Le parcours de certains médecins étrangers en France est souvent semé d’embûches administratives et professionnelles. C’est le cas du docteur N.S., une médecin algérienne talentueuse, aujourd’hui au cœur d’une affaire judiciaire après sa suspension de l’hôpital de Pontoise, dans le Val d’Oise, en région Ile de France. Une situation qui suscite indignation et interrogations sur les conditions d’exercice des médecins diplômés hors de l’Union européenne.
Spécialisée en médecine d’urgence, N.S. a intégré l’hôpital de Pontoise après un parcours exemplaire. Diplômée en Algérie, elle a brillamment réussi les épreuves de vérification des connaissances (EVC), un examen imposé aux praticiens formés hors de l’UE. Son classement, septième sur 564 candidats, avec une note de 15,49/20, atteste de ses compétences et de son engagement. Depuis 2017, elle a exercé dans divers hôpitaux français, notamment à Creil, Argenteuil et Reims, avant de revenir à Pontoise.
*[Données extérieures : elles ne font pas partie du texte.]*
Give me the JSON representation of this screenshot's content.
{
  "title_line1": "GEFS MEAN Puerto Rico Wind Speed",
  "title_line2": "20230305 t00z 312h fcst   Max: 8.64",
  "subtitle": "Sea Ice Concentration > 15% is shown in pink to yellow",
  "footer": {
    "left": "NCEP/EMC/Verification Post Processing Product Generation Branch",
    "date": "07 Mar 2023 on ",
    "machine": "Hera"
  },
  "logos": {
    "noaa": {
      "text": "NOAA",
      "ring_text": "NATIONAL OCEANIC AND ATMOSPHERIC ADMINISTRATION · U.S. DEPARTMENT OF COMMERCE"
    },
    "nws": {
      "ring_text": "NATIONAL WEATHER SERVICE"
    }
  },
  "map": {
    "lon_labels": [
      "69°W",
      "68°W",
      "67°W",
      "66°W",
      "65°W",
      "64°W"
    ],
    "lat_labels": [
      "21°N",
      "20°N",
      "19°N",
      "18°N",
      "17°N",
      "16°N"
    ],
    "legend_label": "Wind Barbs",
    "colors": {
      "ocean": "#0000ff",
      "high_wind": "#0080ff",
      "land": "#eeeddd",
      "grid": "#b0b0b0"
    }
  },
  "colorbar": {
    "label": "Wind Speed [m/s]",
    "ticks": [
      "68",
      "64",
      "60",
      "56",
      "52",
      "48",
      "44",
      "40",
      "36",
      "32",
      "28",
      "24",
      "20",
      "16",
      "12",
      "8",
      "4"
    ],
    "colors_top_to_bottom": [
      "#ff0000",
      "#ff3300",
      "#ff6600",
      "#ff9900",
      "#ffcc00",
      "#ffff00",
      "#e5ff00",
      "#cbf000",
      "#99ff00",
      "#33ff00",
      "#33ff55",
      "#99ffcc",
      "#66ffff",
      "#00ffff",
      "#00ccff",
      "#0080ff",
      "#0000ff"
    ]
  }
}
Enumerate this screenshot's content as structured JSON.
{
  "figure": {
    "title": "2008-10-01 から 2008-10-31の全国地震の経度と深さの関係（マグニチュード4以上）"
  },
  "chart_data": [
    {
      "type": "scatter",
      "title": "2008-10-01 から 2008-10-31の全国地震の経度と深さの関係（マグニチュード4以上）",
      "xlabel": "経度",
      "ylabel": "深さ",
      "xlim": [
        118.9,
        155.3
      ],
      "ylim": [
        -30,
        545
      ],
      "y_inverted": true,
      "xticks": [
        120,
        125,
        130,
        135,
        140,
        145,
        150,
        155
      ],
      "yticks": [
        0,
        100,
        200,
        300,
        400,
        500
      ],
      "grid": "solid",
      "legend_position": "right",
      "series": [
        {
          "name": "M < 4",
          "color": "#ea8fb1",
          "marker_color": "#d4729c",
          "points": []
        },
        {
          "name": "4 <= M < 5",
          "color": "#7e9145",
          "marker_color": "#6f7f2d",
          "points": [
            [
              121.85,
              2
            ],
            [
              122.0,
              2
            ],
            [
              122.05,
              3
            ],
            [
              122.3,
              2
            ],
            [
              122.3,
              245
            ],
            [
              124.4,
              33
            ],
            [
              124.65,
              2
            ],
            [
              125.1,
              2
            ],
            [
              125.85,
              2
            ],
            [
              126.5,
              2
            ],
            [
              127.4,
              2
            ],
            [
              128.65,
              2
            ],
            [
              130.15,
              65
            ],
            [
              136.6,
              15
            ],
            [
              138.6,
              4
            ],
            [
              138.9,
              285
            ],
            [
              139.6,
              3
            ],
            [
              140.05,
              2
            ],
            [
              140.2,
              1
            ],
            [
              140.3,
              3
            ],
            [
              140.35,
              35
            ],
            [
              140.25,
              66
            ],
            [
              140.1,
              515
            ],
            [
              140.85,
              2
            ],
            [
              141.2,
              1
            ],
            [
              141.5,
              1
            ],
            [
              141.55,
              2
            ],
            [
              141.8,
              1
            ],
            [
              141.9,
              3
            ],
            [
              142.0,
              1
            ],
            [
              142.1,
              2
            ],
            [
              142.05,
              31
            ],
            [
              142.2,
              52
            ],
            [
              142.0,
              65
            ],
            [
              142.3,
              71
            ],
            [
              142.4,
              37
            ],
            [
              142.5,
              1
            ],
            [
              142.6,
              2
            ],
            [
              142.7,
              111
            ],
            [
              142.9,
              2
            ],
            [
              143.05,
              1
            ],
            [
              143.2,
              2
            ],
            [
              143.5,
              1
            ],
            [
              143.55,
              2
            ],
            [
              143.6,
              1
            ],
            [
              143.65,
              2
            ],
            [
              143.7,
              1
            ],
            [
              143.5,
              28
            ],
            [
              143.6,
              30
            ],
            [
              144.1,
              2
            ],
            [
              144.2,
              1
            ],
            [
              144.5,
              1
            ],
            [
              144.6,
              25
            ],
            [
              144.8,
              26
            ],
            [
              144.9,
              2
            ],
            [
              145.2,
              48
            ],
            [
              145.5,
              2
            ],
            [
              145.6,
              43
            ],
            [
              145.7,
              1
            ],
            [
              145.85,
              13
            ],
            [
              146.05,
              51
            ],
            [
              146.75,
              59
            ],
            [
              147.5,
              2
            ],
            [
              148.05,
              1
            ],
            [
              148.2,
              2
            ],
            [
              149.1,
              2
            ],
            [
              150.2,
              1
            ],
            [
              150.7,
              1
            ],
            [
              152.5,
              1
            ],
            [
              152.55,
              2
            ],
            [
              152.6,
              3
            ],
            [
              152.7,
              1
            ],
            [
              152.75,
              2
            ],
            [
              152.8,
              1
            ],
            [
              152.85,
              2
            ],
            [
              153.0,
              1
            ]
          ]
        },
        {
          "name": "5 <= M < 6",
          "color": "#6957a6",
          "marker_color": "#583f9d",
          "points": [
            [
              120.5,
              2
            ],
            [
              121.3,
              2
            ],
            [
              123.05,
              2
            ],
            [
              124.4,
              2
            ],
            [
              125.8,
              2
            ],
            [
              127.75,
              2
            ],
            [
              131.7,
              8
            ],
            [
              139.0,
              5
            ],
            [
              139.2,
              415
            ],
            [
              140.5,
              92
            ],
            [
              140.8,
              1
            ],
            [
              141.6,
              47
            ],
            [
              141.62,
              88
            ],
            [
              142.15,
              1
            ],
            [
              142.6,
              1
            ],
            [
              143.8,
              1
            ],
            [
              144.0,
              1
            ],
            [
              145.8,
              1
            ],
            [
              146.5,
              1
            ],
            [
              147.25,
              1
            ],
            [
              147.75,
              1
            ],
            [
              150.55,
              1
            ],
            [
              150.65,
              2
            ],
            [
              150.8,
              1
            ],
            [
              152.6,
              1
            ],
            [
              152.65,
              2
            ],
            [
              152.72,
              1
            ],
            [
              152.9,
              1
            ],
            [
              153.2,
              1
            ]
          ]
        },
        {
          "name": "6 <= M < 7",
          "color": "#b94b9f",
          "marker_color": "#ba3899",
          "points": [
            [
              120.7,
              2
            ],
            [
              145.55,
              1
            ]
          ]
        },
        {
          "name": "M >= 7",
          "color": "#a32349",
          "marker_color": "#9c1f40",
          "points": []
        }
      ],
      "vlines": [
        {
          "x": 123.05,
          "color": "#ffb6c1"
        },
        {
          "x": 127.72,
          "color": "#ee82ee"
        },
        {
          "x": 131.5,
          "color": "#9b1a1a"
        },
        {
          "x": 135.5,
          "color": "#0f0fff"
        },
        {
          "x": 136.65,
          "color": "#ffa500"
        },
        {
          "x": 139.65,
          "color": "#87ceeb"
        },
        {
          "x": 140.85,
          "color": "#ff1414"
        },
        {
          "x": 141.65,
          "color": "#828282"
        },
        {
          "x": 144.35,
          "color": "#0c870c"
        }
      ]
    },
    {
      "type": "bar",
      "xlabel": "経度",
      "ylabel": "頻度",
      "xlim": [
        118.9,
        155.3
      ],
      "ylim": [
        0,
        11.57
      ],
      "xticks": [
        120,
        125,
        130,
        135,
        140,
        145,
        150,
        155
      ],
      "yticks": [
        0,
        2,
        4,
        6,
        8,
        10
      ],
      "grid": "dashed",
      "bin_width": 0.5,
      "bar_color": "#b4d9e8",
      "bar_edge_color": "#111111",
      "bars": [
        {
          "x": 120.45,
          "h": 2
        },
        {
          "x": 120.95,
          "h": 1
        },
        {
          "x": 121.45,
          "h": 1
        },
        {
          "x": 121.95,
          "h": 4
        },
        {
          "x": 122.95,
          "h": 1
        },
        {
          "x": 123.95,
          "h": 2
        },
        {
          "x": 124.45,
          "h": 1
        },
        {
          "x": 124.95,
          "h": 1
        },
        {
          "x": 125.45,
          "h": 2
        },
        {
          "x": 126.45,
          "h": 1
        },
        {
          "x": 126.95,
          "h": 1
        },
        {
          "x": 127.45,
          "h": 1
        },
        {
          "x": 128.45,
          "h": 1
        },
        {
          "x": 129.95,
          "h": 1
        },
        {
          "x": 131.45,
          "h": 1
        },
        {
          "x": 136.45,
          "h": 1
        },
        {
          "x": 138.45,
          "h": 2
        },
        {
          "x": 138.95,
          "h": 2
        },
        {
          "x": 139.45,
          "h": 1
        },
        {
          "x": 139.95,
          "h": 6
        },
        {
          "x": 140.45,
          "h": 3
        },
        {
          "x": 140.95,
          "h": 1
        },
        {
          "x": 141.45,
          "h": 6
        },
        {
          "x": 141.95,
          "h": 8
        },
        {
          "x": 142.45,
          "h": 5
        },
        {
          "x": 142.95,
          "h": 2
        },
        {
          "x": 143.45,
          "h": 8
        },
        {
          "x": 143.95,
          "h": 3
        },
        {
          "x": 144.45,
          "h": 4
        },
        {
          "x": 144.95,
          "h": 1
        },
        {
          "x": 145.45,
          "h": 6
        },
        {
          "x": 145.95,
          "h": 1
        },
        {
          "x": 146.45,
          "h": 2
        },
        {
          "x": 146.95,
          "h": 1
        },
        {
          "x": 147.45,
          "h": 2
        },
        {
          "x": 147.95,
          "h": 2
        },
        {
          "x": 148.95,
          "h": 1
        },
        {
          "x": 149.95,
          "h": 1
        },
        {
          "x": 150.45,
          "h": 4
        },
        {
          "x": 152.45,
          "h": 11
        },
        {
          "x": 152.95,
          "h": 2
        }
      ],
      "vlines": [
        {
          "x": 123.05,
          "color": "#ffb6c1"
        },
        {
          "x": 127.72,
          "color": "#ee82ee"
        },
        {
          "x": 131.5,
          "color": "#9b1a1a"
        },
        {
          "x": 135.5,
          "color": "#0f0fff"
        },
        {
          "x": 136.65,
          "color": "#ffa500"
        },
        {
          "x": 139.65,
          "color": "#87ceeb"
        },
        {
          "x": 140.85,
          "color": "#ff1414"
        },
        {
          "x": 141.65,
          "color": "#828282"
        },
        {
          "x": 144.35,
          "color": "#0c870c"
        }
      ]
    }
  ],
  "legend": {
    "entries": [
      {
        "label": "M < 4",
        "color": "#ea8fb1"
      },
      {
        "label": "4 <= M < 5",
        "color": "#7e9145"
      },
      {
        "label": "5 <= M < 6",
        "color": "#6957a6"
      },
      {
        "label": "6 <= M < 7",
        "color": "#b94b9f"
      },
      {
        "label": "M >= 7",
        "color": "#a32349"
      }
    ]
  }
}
Cependant, en décembre 2023, la carrière de la médecin algérienne établie en France prend un tournant brutal, selon Actu.fr. Un patient de 54 ans se présente aux urgences avec des douleurs aux jambes. Diagnostiqué par le docteur N.S. comme souffrant d’une sciatique, il est renvoyé chez lui avec une prescription pour des examens complémentaires. Le lendemain, il est admis aux urgences d’Argenteuil, où une embolie pulmonaire grave est détectée. L’affaire prend une dimension judiciaire lorsque le patient porte plainte contre l’hôpital de Pontoise. En conséquence, la direction de l’établissement suspend la médecin sans attendre les conclusions d’une éventuelle enquête médicale approfondie.
Face à cette suspension qu’elle juge abusive, N.S. saisit le tribunal administratif pour contester la décision de son employeur. Soutenue par la CGT Santé 95, elle dénonce une sanction disproportionnée qui met en péril non seulement sa carrière mais aussi son avenir professionnel en France. « Si la décision n’est pas suspendue par le tribunal administratif, il lui sera impossible de poursuivre ses fonctions dans cet hôpital, et partout en France », s’insurge le syndicat. La suspension interrompt son parcours de consolidation de deux ans, une étape cruciale pour les praticiens associés avant d’obtenir un poste stable.
L’affaire prend une tournure plus complexe lorsque l’hôpital de Pontoise avance que d’autres erreurs médicales auraient été « remontées à la chef de service ». L’établissement reproche à N.S. un manque de « pratique collégiale », l’accusant de ne pas solliciter suffisamment l’avis de ses collègues avant de poser un diagnostic. Une défense que la médecin rejette fermement : « Je suis prête à en discuter avec un médecin extérieur au Novo, donc impartial, pour aborder des diagnostics différentiels et des prises en charge. »
Au-delà de cette affaire individuelle, le dossier de la médecin algérienne met en lumière les difficultés récurrentes rencontrées par les praticiens diplômés hors de l’UE en France. Elle dénonce un traitement discriminatoire et affirme avoir été mise à l’écart par rapport à ses collègues : « Je suis le seul médecin mis à l’écart. Contrairement à d’autres, je n’ai pas pu valider mes stages. On a refusé de signer une attestation et mes évaluations semestrielles. »
Son avocat, Me Léonard Balme-Leygues, souligne les conditions de travail extrêmement exigeantes que subissent les praticiens étrangers. En deux ans, N.S. aurait assuré 2 250 heures de service, incluant 75 gardes de nuit, 45 demi-gardes et 500 heures de temps additionnel. « Quatorze mois d’affilée sans congés, c’est délirant », martèle l’avocat. Il met en avant le manque d’encadrement et la pression subie par ces médecins, souvent contraints de travailler au-delà des heures légales, sans réelle reconnaissance de leur compétence.
Ce cas particulier révèle une réalité plus large : la précarité des praticiens formés à l’étranger et leur difficulté à intégrer pleinement le système de santé français. Si la justice ne suspend pas la décision de l’hôpital, la carrière de N.S. en France risque d’être irrémédiablement compromise. Pour l’instant, elle poursuit ses études universitaires tout en attendant le verdict. La décision du tribunal administratif de Cergy-Pontoise, attendue le 3 mars, pourrait marquer un tournant dans son combat pour la reconnaissance de son travail et de sa dignité professionnelle.